By Brady Knox,
Published by Washington Examiner, 16 June 2023
The commercial space flight company Virgin Galactic is set to begin commercial space flights in June, with tickets costing $450,000.
The flights come shortly after the company broke its two-year hiatus with a final pre-commercial test flight in May. The test flight, Unity 25, was the 25th flight and fifth spaceflight undertaken by the company. It served as the last test to prepare for commercial operations later this month.
“Unity 25 is the final assessment of the full spaceflight system and astronaut experience before commercial service opens in late June,” the company wrote in a press release last month.
Wealthy customers have been clamoring for years to get their hands on the tickets, which have been on sale since 2005, AFP reported. The hundreds of interested customers have resulted in a huge backlog, Virgin Galactic spokesman Jeff Michaels told the Washington Examiner. He said that the company has sold about 800 tickets.
“I can’t foresee any complications, nor can our president, Michael Colglazier,” Michaels said. “But weather could, I suppose, cause a delay. But we’re currently all set for late June.”

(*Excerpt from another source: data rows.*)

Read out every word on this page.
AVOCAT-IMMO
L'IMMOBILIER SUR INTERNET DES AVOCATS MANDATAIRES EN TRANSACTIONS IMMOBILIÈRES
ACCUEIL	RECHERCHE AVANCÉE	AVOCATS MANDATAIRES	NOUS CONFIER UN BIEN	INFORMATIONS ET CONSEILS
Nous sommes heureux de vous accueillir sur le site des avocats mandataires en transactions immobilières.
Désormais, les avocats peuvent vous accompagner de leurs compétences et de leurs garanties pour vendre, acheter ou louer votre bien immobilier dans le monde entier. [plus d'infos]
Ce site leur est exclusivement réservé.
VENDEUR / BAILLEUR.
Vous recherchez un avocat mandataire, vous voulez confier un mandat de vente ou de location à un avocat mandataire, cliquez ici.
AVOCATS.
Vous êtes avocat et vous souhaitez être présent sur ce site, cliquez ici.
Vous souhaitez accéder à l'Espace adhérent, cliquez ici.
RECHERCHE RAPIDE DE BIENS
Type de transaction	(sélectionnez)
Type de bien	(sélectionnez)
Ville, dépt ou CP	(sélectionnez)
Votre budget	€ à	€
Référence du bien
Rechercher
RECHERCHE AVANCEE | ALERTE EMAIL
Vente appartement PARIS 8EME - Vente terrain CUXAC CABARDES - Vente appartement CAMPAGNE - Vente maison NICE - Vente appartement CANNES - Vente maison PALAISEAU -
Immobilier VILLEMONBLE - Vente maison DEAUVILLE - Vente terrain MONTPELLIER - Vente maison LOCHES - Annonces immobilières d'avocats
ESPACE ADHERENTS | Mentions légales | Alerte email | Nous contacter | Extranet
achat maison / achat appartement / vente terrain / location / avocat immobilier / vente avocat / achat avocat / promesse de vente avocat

Each commercial flight can carry four passengers. Each flight will last about 90 minutes. The flight begins when the shuttle, attached to a plane, takes off from a runway and is flown to an altitude of 50,000 feet. The shuttle then detaches from the “mothership,” and the rocket engine ignites, sending it into space at nearly 3 1/2 times the speed of sound.
After 60 seconds, passengers can unbuckle and experience zero gravity as the shuttle briefly floats in space. The craft then will glide back down to Earth and land on the runway it took off from.
Virgin Galactic doesn’t have a monopoly on commercial spaceflight, however. Jeff Bezos’s Blue Origin has dipped into the commercial spaceflight business as well, beating the company to the first commercial space flight. Tickets for Blue Origin are far more expensive, however, costing roughly $1.25 million each, according to Spaceflight Now.